'People susceptible to COVID-19 and have comorbidities must not let guard down'
President Cyril Ramaphosa has announced that South Africa will move to lockdown level 1 and the move will take effect from midnight this Sunday.
The move recognises that the levels of infections are relatively low and that there is sufficient capacity in the country's health system to manage the current need.
The curfew has been moved to midnight, international travel allowed to low-risk countries, and gatherings have been capped at 250 indoors and 550 outdoor.
Bongani Bingwa chats to South African Medical Research Council president and CEO professor Glenda Gray to weigh in on the matter.
It was very hard to know how South Africa would respond to the virus. What we had that European countries didn't have was a lot more exposure to previously circulating coronaviruses that may have assisted with cross protection.Professor Glenda Gray, President and CEO - South African Medical Research Council
Not knowing what to do, yo prepare yourself for the worst scenario and South Africa did prepare for the worst and at the stage of the lockdown there was a global shortage of tests and we were disadvantaged at the beginning of the lockdown because we couldn't scale up our testing.Professor Glenda Gray, President and CEO - South African Medical Research Council
Even though the country tested more people than other parts in Africa, in comparison to the world, the testing rate was low, she says.

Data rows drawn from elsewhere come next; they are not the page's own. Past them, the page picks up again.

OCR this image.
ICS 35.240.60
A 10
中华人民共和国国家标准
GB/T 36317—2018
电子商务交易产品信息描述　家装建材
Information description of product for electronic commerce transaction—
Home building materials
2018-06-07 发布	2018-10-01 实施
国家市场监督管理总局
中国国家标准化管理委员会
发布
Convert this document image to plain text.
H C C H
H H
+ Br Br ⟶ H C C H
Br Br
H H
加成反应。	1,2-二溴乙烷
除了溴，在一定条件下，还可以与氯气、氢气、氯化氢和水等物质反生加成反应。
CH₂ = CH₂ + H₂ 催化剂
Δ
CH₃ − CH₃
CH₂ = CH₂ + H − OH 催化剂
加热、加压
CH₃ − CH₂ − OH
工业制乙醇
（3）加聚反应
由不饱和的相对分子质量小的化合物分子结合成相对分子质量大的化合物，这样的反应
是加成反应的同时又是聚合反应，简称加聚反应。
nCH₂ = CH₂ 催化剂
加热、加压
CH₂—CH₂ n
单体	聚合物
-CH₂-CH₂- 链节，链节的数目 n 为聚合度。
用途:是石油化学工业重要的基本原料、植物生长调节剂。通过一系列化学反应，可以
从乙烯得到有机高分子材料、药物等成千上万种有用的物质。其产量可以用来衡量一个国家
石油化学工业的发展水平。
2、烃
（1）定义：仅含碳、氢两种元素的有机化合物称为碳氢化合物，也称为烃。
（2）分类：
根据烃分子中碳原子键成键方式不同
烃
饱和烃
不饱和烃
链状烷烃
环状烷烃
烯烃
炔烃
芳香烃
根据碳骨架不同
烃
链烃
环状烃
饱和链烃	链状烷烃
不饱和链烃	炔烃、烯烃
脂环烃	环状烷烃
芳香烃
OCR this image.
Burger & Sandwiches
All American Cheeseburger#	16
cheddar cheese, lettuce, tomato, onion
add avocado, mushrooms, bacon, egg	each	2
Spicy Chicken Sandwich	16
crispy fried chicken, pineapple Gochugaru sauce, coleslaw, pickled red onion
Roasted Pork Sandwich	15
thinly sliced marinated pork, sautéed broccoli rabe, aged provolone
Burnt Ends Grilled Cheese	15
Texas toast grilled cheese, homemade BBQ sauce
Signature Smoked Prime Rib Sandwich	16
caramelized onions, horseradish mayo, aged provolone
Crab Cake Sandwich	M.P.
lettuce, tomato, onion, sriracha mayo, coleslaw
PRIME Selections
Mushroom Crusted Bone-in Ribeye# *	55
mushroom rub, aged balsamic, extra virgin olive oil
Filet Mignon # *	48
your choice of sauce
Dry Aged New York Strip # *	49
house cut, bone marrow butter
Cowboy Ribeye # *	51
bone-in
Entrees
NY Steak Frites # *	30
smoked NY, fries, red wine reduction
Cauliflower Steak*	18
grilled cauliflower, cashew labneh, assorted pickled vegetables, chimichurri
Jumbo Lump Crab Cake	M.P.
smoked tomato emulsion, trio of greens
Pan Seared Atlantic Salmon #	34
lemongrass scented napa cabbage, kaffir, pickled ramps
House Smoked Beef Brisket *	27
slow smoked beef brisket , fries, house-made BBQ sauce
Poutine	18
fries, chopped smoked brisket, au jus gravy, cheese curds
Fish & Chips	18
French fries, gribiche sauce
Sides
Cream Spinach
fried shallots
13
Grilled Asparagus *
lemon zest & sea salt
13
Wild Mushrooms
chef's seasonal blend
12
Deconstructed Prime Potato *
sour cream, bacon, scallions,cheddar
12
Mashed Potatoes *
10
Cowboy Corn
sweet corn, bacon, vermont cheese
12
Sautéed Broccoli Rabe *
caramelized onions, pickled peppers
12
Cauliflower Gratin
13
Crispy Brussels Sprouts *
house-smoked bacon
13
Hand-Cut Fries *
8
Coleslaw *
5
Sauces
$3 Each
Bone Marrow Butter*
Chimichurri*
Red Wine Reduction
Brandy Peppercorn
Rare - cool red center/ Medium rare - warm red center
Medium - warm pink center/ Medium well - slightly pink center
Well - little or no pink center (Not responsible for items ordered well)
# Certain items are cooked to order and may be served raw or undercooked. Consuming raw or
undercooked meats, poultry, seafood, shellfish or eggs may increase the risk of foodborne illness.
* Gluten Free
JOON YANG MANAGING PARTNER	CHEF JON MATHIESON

There was a lot of collateral damage during the epidemic because our health system was fragile to start with. We have to make sure that people who are susceptible to the virus and have comorbidities are aware and shouldn't let their guard down.Professor Glenda Gray, President and CEO - South African Medical Research Council
She says the country will have to live with the virus until a vaccine comes and that means there will continue to be community transmissions.
The rational for the curfew is to try minimise road accidents which cause a burden on the health system, she adds.